I do solemnly swear by all I hold most sacred:

  • that I will be loyal to the profession of medicine and just to its members
  • that I will lead my life and practice my art with virtue and honor
  • that into whatsoever home I shall enter it shall be for the good of the sick and the well by the utmost of my power and that I will hold myself aloof from wrong and from corruption and from the tempting of others to vice
  • that I will exercise my art solely for the benefit of my patients, the relief of suffering, the prevention of disease and promotion of health, and I will give no drug and perform no act for an immoral purpose
  • that in the treatment of the sick, I will consider their well-being to be of a greater importance than their ability to compensate my services
  • that what I may see or hear in the course of treatment or even outside the treatment in regard to the lives of persons which is not fitting to be spoken, I will keep inviolably secret
  • that I will commit myself to a lifetime of continued learning of the art and science of medicine
  • these things I do promise and in proportion as I am faithful to this oath, may happiness and good repute be ever mine, but should I trespass and violate this oath, may the reverse be my lot.

Interesting facts about Hippocrates

Hippocrates sculpture in front of Mayne Medical School, Brisbane, 2021
Statue of Hippocrates in front of the Mayne Medical School in Brisbane
  • Two popular sayings ("Let food be your medicine, and medicine be your food" and "Walking is man's best medicine") are often wrongly attributed to Hippocrates, but their exact origins are unknown.
  • The Hippocratic Oath, a summary of the ethics of medical practice, was attributed to Hippocrates in antiquity. People now think that Hippocrates did not write it.
  • Hippocrates is believed to be the descendant of Heracles.
  • Hippocrates is oftern portrayed as wearing a large beard, like many physicians of his time.
  • Very little is known about what Hippocrates actually thought, wrote, and did.
  • A lunar crater has been named Hippocrates.
  • The Hippocratic Museum, a museum on the Greek island of Kos is dedicated to him.
  • The Hippocrates Project is a program of the New York University Medical Center to enhance education through use of technology.

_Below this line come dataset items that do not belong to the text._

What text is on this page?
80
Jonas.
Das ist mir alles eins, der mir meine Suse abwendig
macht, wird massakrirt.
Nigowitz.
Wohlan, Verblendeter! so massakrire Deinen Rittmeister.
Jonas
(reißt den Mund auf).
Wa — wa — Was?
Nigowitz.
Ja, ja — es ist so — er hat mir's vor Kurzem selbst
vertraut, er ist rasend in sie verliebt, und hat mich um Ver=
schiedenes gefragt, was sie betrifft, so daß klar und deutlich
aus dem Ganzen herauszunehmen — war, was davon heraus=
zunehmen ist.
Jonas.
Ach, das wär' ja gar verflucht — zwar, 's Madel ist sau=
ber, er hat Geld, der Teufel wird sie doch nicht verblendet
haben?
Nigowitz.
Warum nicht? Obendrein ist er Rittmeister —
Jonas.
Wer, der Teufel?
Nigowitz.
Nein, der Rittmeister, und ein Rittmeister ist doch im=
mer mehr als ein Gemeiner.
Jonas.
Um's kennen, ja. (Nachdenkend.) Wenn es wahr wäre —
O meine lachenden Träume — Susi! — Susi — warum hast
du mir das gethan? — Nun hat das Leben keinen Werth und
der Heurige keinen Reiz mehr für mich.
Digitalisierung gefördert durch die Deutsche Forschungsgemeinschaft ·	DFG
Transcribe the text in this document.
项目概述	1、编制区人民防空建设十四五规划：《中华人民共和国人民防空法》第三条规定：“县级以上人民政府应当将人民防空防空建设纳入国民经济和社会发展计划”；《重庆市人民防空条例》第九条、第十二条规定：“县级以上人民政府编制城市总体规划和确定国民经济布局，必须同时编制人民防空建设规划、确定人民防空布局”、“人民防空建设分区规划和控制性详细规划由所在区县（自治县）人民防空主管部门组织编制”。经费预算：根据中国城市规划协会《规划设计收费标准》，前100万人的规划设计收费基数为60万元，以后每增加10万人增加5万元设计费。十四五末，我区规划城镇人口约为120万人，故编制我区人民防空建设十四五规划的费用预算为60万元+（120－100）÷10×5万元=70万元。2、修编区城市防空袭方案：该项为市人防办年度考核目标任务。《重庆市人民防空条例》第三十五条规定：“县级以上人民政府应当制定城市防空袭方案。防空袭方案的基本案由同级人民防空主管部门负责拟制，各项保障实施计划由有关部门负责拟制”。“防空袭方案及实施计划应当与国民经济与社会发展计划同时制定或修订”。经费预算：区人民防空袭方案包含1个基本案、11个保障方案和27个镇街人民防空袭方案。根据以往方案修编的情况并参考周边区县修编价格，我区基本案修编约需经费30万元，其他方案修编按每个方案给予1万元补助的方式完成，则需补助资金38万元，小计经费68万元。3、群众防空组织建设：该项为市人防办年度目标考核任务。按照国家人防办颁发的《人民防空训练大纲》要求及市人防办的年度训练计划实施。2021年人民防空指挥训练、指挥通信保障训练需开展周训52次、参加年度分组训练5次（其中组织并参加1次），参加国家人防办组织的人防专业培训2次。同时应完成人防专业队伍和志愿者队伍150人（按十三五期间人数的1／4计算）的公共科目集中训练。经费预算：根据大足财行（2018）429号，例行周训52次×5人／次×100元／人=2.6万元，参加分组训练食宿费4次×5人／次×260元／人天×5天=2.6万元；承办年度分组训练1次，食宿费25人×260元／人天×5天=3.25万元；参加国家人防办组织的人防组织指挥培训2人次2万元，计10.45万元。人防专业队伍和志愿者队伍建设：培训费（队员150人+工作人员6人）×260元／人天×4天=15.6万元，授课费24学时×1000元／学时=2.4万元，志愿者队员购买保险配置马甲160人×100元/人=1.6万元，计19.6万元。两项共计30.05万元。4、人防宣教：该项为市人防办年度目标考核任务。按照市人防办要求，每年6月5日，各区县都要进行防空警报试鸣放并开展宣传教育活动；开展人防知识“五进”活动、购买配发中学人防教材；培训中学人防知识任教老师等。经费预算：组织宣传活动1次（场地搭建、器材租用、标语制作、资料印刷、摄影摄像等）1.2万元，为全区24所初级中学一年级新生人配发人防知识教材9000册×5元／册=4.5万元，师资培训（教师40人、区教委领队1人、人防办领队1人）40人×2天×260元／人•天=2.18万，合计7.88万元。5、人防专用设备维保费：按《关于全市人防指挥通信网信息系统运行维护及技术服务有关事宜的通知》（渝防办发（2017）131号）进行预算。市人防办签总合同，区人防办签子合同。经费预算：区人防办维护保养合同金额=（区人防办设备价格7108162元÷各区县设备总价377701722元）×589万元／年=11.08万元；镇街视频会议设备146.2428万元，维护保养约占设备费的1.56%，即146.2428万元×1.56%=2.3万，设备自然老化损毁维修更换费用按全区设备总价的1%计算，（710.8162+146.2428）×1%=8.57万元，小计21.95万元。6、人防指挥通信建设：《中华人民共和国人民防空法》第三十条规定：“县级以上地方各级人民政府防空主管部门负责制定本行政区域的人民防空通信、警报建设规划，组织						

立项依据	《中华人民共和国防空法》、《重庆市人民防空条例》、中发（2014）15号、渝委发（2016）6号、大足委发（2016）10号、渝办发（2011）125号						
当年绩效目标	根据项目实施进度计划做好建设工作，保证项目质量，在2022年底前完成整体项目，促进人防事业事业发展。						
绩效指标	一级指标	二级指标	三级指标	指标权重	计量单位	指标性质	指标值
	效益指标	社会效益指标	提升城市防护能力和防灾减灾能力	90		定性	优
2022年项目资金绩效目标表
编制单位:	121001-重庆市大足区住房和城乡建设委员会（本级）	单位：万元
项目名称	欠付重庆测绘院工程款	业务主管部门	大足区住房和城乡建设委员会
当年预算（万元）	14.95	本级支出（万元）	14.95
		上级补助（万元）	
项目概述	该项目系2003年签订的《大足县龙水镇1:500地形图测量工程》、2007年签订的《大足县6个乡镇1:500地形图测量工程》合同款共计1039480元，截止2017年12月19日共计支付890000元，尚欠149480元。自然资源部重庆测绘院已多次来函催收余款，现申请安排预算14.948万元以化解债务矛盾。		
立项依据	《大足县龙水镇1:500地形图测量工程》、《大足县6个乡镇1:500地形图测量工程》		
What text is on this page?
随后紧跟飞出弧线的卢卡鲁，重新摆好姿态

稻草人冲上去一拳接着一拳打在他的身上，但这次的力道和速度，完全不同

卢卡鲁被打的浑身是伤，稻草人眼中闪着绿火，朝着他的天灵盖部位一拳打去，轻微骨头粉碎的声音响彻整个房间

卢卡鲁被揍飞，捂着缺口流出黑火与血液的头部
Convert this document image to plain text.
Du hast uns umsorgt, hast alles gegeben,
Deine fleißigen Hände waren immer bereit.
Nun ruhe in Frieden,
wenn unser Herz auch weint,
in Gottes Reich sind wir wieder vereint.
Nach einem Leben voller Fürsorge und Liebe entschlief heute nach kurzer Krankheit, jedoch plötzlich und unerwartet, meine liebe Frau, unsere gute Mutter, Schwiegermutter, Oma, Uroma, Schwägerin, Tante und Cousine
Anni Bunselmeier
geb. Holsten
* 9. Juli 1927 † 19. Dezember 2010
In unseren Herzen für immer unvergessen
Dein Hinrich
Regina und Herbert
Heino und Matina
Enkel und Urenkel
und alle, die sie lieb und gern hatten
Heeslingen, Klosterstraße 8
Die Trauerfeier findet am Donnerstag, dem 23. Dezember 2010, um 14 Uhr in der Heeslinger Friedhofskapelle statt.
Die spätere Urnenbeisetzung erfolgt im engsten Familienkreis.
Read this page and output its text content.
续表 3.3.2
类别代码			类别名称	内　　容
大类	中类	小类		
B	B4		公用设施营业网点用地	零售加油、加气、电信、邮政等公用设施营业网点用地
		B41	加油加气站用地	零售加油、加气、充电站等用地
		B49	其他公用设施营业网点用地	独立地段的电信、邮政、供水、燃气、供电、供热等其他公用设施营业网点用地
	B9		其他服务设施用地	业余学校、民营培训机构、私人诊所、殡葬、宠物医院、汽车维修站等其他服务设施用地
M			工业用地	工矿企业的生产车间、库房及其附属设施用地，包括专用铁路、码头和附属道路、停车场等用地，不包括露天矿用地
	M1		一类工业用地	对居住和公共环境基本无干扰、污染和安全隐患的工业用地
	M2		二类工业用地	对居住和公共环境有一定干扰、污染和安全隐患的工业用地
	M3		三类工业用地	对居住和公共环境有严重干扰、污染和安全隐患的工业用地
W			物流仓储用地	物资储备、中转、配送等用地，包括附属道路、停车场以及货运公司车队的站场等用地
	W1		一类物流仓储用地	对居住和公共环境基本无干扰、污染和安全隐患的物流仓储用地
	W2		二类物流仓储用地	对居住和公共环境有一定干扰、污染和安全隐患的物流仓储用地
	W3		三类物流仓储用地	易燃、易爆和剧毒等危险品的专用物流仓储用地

Some clinical symptoms and signs have been named after Hippocrates as he is believed to be the first person to describe them:

  • Hippocratic face;
  • Hippocratic fingers; or clubbing, a deformity of the fingers and fingernails;
  • Hippocratic bench (a device which uses tension to aid in setting bones);
  • Hippocratic cap-shaped bandage;
  • the Hippocratic Smile, a sustained spasming of the face muscles;
  • the most severe form of hair loss and baldness is called the Hippocratic form.